230218 – Abide in Me 常在我里面

1 John 4:13,16 (NKJV) By this we know that we abide in Him, and He in us, because He has given us of His Spirit….. And we have known and believed the love that God has for us. God is love, and he who abides in love abides in God, and God in him.

John 15:4-5 (NKJV) Abide in Me, and I in you. As the branch cannot bear fruit of itself, unless it abides in the vine, neither can you, unless you abide in Me. “I am the vine, you are the branches. He who abides in Me, and I in him, bears much fruit; for without Me you can do nothing. 

The Apostle John being in Jesus’ inner circle of influence has grasped the importance of abiding in God. One of the fruits of the Holy Spirit is love. Therefore, he teaches us the importance of abiding in God just as Jesus emphasized that we cannot bear fruit unless we abide in Him. The KEY to producing the perfect love of God in our lives is through abiding in God and in love! Jesus said, we will bear much fruit when we choose to abide in Him.

It is a choice that we make to abide in God. This abiding or submitting must be done constantly or whenever we are given an opportunity to walk in the Spirit or yielding to the flesh.

Hebrews 8:12 (NKJV) For I will be merciful to their unrighteousness, and their sins and their lawless deeds I will remember no more.”

God absolutely forgets when God forgives. He will never bring it up again in future. It will not be held against us or used to hold us hostage. He remembers it no more. It has been completely blotted out of His memory. Therefore, if we are to practice perfect love towards one another then one should not repeat a matter that will separate friends or loved ones. It is unhealthy to bring up the past because it will reopen old wounds and it will never heal. Most of the time whenever it is mentioned again is to use against the person and make them feel guilty. It is bad for every party emotionally.
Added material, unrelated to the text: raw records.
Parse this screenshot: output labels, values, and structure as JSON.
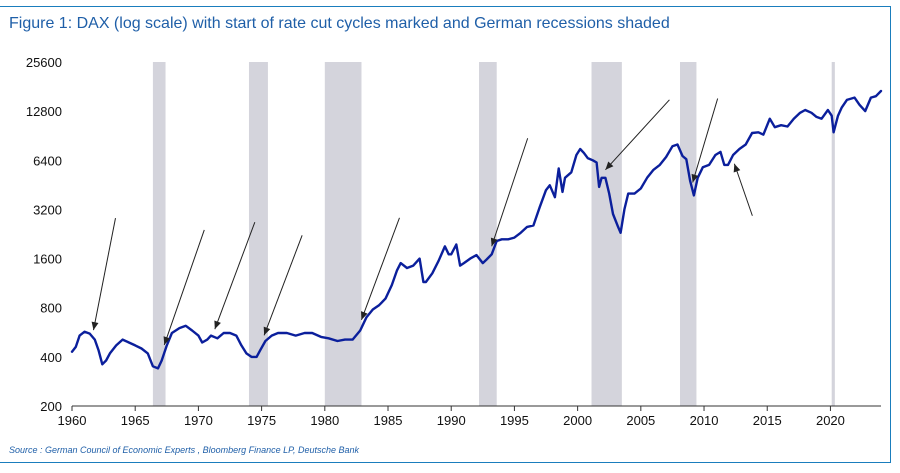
{
  "title": "Figure 1: DAX (log scale) with start of rate cut cycles marked and German recessions shaded",
  "source": "Source : German Council of Economic Experts , Bloomberg Finance LP, Deutsche Bank",
  "colors": {
    "series": "#0b1f9c",
    "recession": "#d4d4dc",
    "arrow": "#222222",
    "title": "#1f5fa8",
    "frame": "#1a7dbd"
  },
  "chart_data": {
    "type": "line",
    "title": "Figure 1: DAX (log scale) with start of rate cut cycles marked and German recessions shaded",
    "xlabel": "",
    "ylabel": "",
    "yscale": "log",
    "xlim": [
      1960,
      2024
    ],
    "ylim": [
      200,
      25600
    ],
    "x_ticks": [
      1960,
      1965,
      1970,
      1975,
      1980,
      1985,
      1990,
      1995,
      2000,
      2005,
      2010,
      2015,
      2020
    ],
    "y_ticks": [
      200,
      400,
      800,
      1600,
      3200,
      6400,
      12800,
      25600
    ],
    "grid": false,
    "legend": "none",
    "series": [
      {
        "x": [
          1960.0,
          1960.3,
          1960.6,
          1961.0,
          1961.4,
          1961.8,
          1962.1,
          1962.4,
          1962.7,
          1963.0,
          1963.5,
          1964.0,
          1964.5,
          1965.0,
          1965.5,
          1966.0,
          1966.4,
          1966.8,
          1967.1,
          1967.5,
          1967.9,
          1968.5,
          1969.0,
          1969.5,
          1970.0,
          1970.3,
          1970.7,
          1971.0,
          1971.5,
          1972.0,
          1972.5,
          1973.0,
          1973.4,
          1973.8,
          1974.2,
          1974.6,
          1974.9,
          1975.3,
          1975.8,
          1976.3,
          1977.0,
          1977.7,
          1978.4,
          1979.0,
          1979.7,
          1980.3,
          1981.0,
          1981.6,
          1982.2,
          1982.8,
          1983.3,
          1983.8,
          1984.3,
          1984.8,
          1985.3,
          1985.7,
          1986.0,
          1986.5,
          1987.0,
          1987.5,
          1987.8,
          1988.0,
          1988.5,
          1989.0,
          1989.5,
          1989.8,
          1990.0,
          1990.4,
          1990.7,
          1991.0,
          1991.5,
          1992.0,
          1992.5,
          1992.8,
          1993.2,
          1993.6,
          1994.0,
          1994.5,
          1995.0,
          1995.5,
          1996.0,
          1996.5,
          1997.0,
          1997.5,
          1997.8,
          1998.2,
          1998.5,
          1998.8,
          1999.0,
          1999.5,
          1999.9,
          2000.2,
          2000.5,
          2000.8,
          2001.2,
          2001.5,
          2001.7,
          2001.9,
          2002.2,
          2002.5,
          2002.8,
          2003.2,
          2003.4,
          2003.7,
          2004.0,
          2004.5,
          2005.0,
          2005.5,
          2006.0,
          2006.5,
          2007.0,
          2007.5,
          2007.9,
          2008.3,
          2008.6,
          2008.9,
          2009.2,
          2009.5,
          2009.9,
          2010.4,
          2010.9,
          2011.3,
          2011.6,
          2011.9,
          2012.3,
          2012.8,
          2013.3,
          2013.8,
          2014.3,
          2014.7,
          2015.2,
          2015.6,
          2016.1,
          2016.6,
          2017.1,
          2017.6,
          2018.0,
          2018.5,
          2018.9,
          2019.3,
          2019.8,
          2020.1,
          2020.25,
          2020.6,
          2020.9,
          2021.3,
          2021.9,
          2022.3,
          2022.75,
          2023.2,
          2023.6,
          2024.0
        ],
        "values": [
          430,
          460,
          540,
          570,
          555,
          510,
          440,
          360,
          380,
          420,
          470,
          510,
          490,
          470,
          450,
          420,
          350,
          340,
          380,
          470,
          560,
          600,
          620,
          580,
          540,
          490,
          510,
          540,
          520,
          560,
          560,
          540,
          470,
          420,
          400,
          400,
          440,
          500,
          540,
          560,
          560,
          540,
          560,
          560,
          530,
          520,
          500,
          510,
          510,
          580,
          700,
          780,
          830,
          910,
          1100,
          1350,
          1500,
          1400,
          1450,
          1600,
          1150,
          1150,
          1300,
          1550,
          1900,
          1700,
          1700,
          1950,
          1450,
          1500,
          1600,
          1680,
          1500,
          1580,
          1700,
          2050,
          2100,
          2100,
          2150,
          2300,
          2500,
          2550,
          3300,
          4200,
          4500,
          3800,
          5700,
          4100,
          5000,
          5400,
          6900,
          7500,
          7100,
          6600,
          6400,
          6200,
          4400,
          5000,
          5000,
          4000,
          3000,
          2500,
          2300,
          3200,
          4000,
          4000,
          4300,
          5000,
          5600,
          6000,
          6700,
          7800,
          8000,
          6800,
          6500,
          4800,
          3900,
          5000,
          5800,
          6000,
          6900,
          7200,
          6000,
          6000,
          6900,
          7500,
          8000,
          9400,
          9500,
          9200,
          11500,
          10200,
          10500,
          10300,
          11500,
          12500,
          13000,
          12500,
          11800,
          11500,
          13000,
          12000,
          9500,
          12000,
          13500,
          15000,
          15500,
          14000,
          12800,
          15500,
          15800,
          17000
        ]
      }
    ],
    "recession_shading": [
      [
        1966.4,
        1967.4
      ],
      [
        1974.0,
        1975.5
      ],
      [
        1980.0,
        1982.9
      ],
      [
        1992.2,
        1993.6
      ],
      [
        2001.1,
        2003.5
      ],
      [
        2008.1,
        2009.4
      ],
      [
        2020.1,
        2020.35
      ]
    ],
    "rate_cut_markers": [
      1961.7,
      1967.3,
      1971.3,
      1975.2,
      1982.9,
      1993.2,
      2002.2,
      2009.1,
      2012.4
    ]
  }
}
Most of us would wait for the other party to apologize or initiate the peacemaking after a disagreement. We deem it is a loss of face if we are to initiate the peacemaking.

Matthew 5:9 (NKJV) Blessed are the peacemakers, For they shall be called sons of God.

God pursued us with His perfect love to restore the broken relationship and establish peace with us. He is the peacemaker. We should initiate the peacemaking since we have learnt and understood perfect love. We are the children of the living God who loves us with a perfect love so we should love each other with it too. Let us be the initiator of peacemaking. Let peace, love and joy dominate our family, home, office, and church.

Sermon Series: The Best Abode

常在我里面

约翰一书 4:13, 16因神将的灵赐给我们,我们就知道我们住在里面,也住在我们里面。。。。我们也知道并相信神对我们的爱。神就是爱。住在爱里的,就住在神里面,神也住在他里面。

约翰福音 15: 45你们要常在我里面,我也常在你们里面。枝子若不常在葡萄树上,自己就不能结果子;你们若不常在我里面,也是这样。 我是葡萄树,你们是枝子。常在我里面的,我也常在他里面,这人就多结果子;因为离了我,你们就不能做什么。

置身于耶稣影响的核心圈子里的使徒约翰已经领悟到住在神里面的重要性。 圣灵的果子之一就是爱。 因此,他教导我们常在神里面的重要性,正如耶稣强调我们若不常在祂里面就不能结果子一样。 在我们的生活中操练神的完美之爱的关键是通过住在上帝和爱中! 耶稣说,当我们选择住在祂里面时,我们就会结出许多果子。

住在神里面是我们刻意做出的选择。这种在神里面的坚持或降服必须持续地进行,亦或每当我们有机会作抉择到底是要行在圣灵中还是屈从于肉体时。

希伯来书8:12我要宽恕他们的不义,不再记念他们的罪愆。

当神饶恕时,神是彻底地遗忘。祂以后也不会提起。 既然被饶恕,它便不会被用来对付我们或挟持我们。 它被从祂的记忆中彻底抹去,不复纪念。 因此,如果我们要对彼此操练完全的爱,就不应该重提会令朋友或所爱之人疏离的旧事。 提起该遗忘的过去是不健康的,因为旧伤口会重新被掀开,导致永远无法愈合。大多数的情况下,旧事重提都是用来对付对方,让他们感到内疚的,这对任何一方的情感都具破坏性。

出现纷争时,我们大多数人会等待对方道歉或主动和解。 我们认为主动提出和解是没面子的。

马太福音5:9使人和睦的人有福了!因为他们必称为 神的儿子。

神以完全的爱寻求我们,以修复破碎的关系并与我们和解。 祂是那使人和睦的。 既然我们已经学会并理解了完全的爱,我们应该主动与人和解。 我们是那以无条件的爱来爱我们的永生神的孩子,所以我们也应该以无条件的爱来彼此相爱。 让我们成为缔造和平的使者。 让和平、爱和喜乐主宰我们的家庭、居所、工作场所和教会。